Il a rapidement trahi ce mandat reçu du peuple: ratification (et non “re-négociation” comme promis durant sa campagne) du traité sur la stabilité, la coordination et la gouvernance (TSCG), réduction drastique des dépenses publiques et importants cadeaux aux entreprises au nom du dogme de la compétitivité. L’échec de ces politiques est pourtant évident là où elles ont été appliquées, notamment en Europe du Sud : elles y ont étouffé l’activité économique, accru le chômage et dopé les partis et milices d’extrême-droite.

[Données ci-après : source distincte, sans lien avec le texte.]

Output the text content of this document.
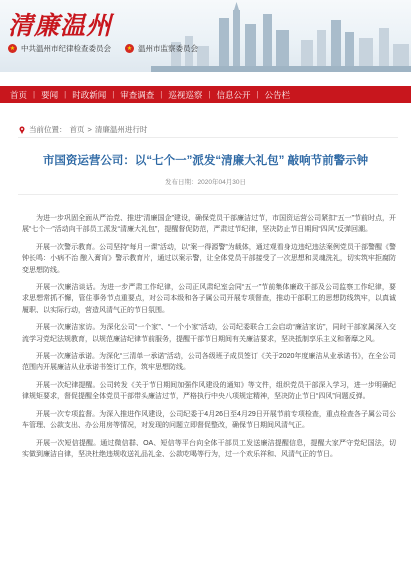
清廉温州
★ 中共温州市纪律检查委员会	★ 温州市监察委员会
首页 | 要闻 | 时政新闻 | 审查调查 | 巡视巡察 | 信息公开 | 公告栏
当前位置： 首页 > 清廉温州进行时
市国资运营公司：以“七个一”派发“清廉大礼包” 敲响节前警示钟
发布日期：2020年04月30日

为进一步巩固全面从严治党、推进“清廉国企”建设，确保党员干部廉洁过节，市国资运营公司紧扣“五一”节前时点，开展“七个一”活动向干部员工派发“清廉大礼包”，提醒督促防范，严肃过节纪律，坚决防止节日期间“四风”反弹回潮。

开展一次警示教育。公司坚持“每月一课”活动，以“案一得源警”为载体，通过观看身边违纪违法案例党员干部警醒《警钟长鸣：小病不治 酿入膏肓》警示教育片，通过以案示警，让全体党员干部接受了一次思想和灵魂洗礼，切实筑牢拒腐防变思想防线。

开展一次廉洁谈话。为进一步严肃工作纪律，公司正风肃纪室会同“五一”节前集体廉政干部及公司监察工作纪律，要求思想常抓不懈，管住事务节点重要点，对公司本级和各子属公司开展专项督查，推动干部职工的思想防线筑牢，以真诚履职、以实际行动，营造风清气正的节日氛围。

开展一次廉洁家访。为深化公司“一个家”、“一个小家”活动，公司纪委联合工会启动“廉洁家访”，同时干部家属深入交流学习党纪法规教育，以规范廉洁纪律节前服务，提醒干部节日期间有关廉洁要求，坚决抵制享乐主义和奢靡之风。

开展一次廉洁承诺。为深化“三清单一承诺”活动，公司各级班子成员签订《关于2020年度廉洁从业承诺书》，在全公司范围内开展廉洁从业承诺书签订工作，筑牢思想防线。

开展一次纪律提醒。公司转发《关于节日期间加强作风建设的通知》等文件，组织党员干部深入学习，进一步明确纪律规矩要求，督促提醒全体党员干部带头廉洁过节，严格执行中央八项规定精神，坚决防止节日“四风”问题反弹。

开展一次专项监督。为深入推进作风建设，公司纪委于4月26日至4月29日开展节前专项检查，重点检查各子属公司公车管理、公款支出、办公用房等情况，对发现的问题立即督促整改，确保节日期间风清气正。

开展一次短信提醒。通过微信群、OA、短信等平台向全体干部员工发送廉洁提醒信息，提醒大家严守党纪国法，切实做到廉洁自律，坚决杜绝违规收送礼品礼金、公款吃喝等行为，过一个欢乐祥和、风清气正的节日。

Comme Paris, Bruxelles et Namur ont permis à Arcelor Mittal de se comporter en pompeur méthodique d’aides publiques, puis en liquidateur sans scrupules d’emplois et de savoir-faire industriels.

Comme leurs collègues belges (y compris Ecolo, partout au pouvoir sauf au fédéral), le PS et les Verts français n’ont pas rompu avec le productivisme : aucun plan de réduction de l’empreinte écologique ni de remboursement de la dette environnementale (au contraire, les mythes de la croissance et du PIB sont entretenus), tiédeur sur la réponse au défi climatique et la transition énergétique vers les énergies renouvelables, ambiguïté sur la sortie du nucléaire, et absence totale d’initiative anti-consumériste (libre cours laissé à l’invasion publicitaire et à l’obsolescence programmée…).

Le Mouvement VEGA salue donc la Marche du Ras-le-bol de Gauche. Pour VEGA comme pour les organisateurs de la marche, l’enjeu est de remplacer en Europe la croissance par la recherche du bien-être collectif en respectant les limites de la planète. Pour VEGA, il faut instaurer la planification écologique et l’instauration de la règle verte (intégration à toutes les politiques d’un objectif de réduction de l’empreinte écologique), mettre en oeuvre la transition juste (redistribution des richesses, répartition collective du temps de travail, SMIC européen et salaire maximal limité, réappropriation publique des secteurs de l’énergie et des transports…) et radicaliser notre démocratie au travers de la participation citoyenne.